Chapter 3: Playing with Deepseek 4 Pro and OpenRouter
In the search for more intelligence per dollar, I spotted the DeepSeek V4 technical report. The core idea: in a normal transformer, every token has to look at every other token to understand context. That gets very expensive very fast as the context grows. DeepSeek V4 replaces most of that with two smarter mechanisms. Compressed Sparse Attention (CSA) groups tokens together and only pays attention to the most relevant groups instead of everything. Heavily Compressed Attention (HCA) goes further and compresses chunks of 128 tokens into a single entry before attending. The two alternate across layers. The end result is 27% of the computation and 10% of the memory compared to V3, while still supporting up to one million tokens of context. Less math, less memory, same (or better) quality. That is what makes the pricing below possible.
See by yourself:
The output of Deepseek V4 Pro is 28x less expensive than Opus 4.8 and 17x less expensive than Sonnet 4.6. This is astonishing.
Yes but...
As you see on the disclaimer, the retention policy and prompt training are not the same so you can definitely not use for professional developement because you cannot guarantee that your data nor your IP will stay safe. OpenRouter itself does not store your prompts by default, but DeepSeek explicitly stores all data on servers in China, uses it to train their models, and is legally required to share it with Chinese authorities on demand. It's a tradeoff that is completely fine in my playground environnement but impossible in my day to day job... My job is quite litterally creating IP...
How to use it?
When I used Open router for the first time with Deepseek, I had changes in providers and the 2 providers that I used were american and the caching was absolutely aweful (again maybe a me problem or a pi problem).

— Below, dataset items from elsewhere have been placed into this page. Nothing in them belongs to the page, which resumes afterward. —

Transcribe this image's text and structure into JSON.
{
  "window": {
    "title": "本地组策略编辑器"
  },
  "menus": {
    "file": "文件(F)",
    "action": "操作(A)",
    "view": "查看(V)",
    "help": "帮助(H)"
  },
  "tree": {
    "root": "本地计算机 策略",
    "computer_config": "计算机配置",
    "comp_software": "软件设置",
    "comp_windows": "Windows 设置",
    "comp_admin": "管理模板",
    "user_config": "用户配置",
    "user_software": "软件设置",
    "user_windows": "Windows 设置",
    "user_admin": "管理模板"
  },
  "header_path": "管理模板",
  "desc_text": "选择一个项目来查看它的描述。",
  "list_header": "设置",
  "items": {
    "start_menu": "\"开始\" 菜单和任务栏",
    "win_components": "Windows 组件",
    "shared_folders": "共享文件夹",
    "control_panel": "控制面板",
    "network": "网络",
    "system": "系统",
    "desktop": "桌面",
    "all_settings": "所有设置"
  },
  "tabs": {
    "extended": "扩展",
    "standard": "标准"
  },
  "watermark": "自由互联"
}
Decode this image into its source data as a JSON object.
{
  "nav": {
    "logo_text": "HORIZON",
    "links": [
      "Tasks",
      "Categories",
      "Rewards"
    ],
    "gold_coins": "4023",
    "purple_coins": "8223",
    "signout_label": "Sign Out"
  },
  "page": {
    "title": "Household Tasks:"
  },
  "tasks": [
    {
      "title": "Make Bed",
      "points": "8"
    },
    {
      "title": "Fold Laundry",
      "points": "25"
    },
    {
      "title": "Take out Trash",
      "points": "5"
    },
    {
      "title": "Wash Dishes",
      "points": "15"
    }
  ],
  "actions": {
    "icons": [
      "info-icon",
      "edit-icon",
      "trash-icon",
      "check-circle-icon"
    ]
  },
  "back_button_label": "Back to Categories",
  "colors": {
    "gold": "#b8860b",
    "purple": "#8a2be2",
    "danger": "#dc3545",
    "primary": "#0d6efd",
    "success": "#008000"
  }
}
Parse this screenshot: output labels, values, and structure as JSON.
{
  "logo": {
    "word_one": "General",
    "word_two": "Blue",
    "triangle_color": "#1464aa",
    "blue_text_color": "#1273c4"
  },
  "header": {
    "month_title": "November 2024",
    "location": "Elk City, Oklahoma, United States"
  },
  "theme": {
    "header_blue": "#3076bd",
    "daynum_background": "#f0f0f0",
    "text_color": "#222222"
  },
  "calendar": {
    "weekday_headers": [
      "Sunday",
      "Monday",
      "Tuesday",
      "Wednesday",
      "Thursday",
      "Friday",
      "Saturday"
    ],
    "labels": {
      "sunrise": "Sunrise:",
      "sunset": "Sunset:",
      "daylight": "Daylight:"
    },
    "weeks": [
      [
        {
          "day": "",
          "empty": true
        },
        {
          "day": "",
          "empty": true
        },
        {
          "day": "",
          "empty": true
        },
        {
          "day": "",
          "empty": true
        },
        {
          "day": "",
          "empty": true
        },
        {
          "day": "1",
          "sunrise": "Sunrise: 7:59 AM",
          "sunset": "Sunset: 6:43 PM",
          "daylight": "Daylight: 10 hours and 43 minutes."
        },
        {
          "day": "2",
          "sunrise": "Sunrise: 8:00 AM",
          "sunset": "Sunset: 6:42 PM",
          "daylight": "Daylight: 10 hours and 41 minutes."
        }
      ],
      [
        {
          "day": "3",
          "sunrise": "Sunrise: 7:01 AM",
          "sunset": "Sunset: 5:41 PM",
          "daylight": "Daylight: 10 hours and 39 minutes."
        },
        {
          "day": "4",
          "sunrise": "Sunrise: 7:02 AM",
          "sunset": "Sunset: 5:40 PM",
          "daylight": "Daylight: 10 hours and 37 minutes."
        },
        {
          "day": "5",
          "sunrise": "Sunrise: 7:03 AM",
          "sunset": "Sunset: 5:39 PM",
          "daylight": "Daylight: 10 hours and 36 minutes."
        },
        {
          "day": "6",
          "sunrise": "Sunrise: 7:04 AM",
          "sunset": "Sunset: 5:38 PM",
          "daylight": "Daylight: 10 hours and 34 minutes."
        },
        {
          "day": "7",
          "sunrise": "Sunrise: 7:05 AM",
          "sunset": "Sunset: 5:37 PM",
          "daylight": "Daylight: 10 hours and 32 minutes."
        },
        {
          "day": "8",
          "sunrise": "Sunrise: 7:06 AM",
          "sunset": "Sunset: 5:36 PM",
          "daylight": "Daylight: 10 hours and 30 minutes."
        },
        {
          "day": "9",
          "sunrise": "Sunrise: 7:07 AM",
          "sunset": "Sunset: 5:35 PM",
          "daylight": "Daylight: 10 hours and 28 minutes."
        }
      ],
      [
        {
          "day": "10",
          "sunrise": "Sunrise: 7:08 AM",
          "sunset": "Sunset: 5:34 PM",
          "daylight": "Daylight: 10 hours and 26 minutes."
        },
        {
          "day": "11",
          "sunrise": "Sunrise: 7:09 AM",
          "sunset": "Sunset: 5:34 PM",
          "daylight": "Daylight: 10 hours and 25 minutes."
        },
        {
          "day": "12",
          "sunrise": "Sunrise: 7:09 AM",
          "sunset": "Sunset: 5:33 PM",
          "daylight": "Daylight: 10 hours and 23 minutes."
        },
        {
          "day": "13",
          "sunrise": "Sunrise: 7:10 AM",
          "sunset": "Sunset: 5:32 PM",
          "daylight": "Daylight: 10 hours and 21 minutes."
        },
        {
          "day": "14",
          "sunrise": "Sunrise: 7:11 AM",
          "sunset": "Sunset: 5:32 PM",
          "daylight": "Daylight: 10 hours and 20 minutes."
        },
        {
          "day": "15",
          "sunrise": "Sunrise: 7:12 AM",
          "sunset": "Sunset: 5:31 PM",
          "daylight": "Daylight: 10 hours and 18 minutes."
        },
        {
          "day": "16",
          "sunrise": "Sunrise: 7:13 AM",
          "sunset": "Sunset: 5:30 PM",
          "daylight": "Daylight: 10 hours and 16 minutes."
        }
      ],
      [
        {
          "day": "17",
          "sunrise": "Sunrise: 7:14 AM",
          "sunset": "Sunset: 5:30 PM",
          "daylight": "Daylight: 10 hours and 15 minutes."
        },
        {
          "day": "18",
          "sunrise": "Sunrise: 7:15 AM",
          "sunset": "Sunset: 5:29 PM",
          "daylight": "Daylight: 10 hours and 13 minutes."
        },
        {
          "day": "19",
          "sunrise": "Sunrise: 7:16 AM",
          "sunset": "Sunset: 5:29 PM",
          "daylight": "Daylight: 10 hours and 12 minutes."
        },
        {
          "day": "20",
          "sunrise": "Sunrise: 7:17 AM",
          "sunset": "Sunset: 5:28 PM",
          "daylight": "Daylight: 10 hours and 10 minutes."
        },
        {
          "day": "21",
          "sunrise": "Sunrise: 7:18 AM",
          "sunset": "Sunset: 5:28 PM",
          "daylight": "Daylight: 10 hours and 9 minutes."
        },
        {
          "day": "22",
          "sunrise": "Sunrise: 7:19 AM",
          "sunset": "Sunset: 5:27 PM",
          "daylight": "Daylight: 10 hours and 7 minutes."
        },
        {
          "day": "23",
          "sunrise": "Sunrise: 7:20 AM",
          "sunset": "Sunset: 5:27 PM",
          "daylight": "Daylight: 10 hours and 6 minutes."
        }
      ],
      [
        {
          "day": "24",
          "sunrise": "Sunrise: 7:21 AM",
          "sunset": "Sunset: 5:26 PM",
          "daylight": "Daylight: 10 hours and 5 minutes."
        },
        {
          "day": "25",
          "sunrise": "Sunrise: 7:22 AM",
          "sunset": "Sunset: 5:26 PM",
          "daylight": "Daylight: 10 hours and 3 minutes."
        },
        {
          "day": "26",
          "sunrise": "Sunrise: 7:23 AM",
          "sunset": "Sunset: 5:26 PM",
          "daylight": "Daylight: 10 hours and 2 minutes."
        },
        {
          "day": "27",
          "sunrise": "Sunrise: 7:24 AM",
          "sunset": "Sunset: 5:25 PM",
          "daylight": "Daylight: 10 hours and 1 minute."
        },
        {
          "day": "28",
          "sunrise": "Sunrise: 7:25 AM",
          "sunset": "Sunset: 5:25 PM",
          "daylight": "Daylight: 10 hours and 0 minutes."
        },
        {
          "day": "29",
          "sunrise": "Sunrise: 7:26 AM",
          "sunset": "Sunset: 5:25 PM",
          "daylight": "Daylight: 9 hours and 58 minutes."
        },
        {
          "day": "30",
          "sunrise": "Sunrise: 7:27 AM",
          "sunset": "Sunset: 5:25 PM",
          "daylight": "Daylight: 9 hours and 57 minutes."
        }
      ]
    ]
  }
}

So, it ended up being more expensive than Claude because the cache was not working properly.
Guardrails
Openrouter introduced Guardrails in May 2026 as part of their Workspaces feature, to give directive to your model routing. This is extremely practical because I can say: "no matter the privacy policy of Deepseek nor its availability, I want Deepseek all the way"
Et voilà, you can get dirt cheap inference!!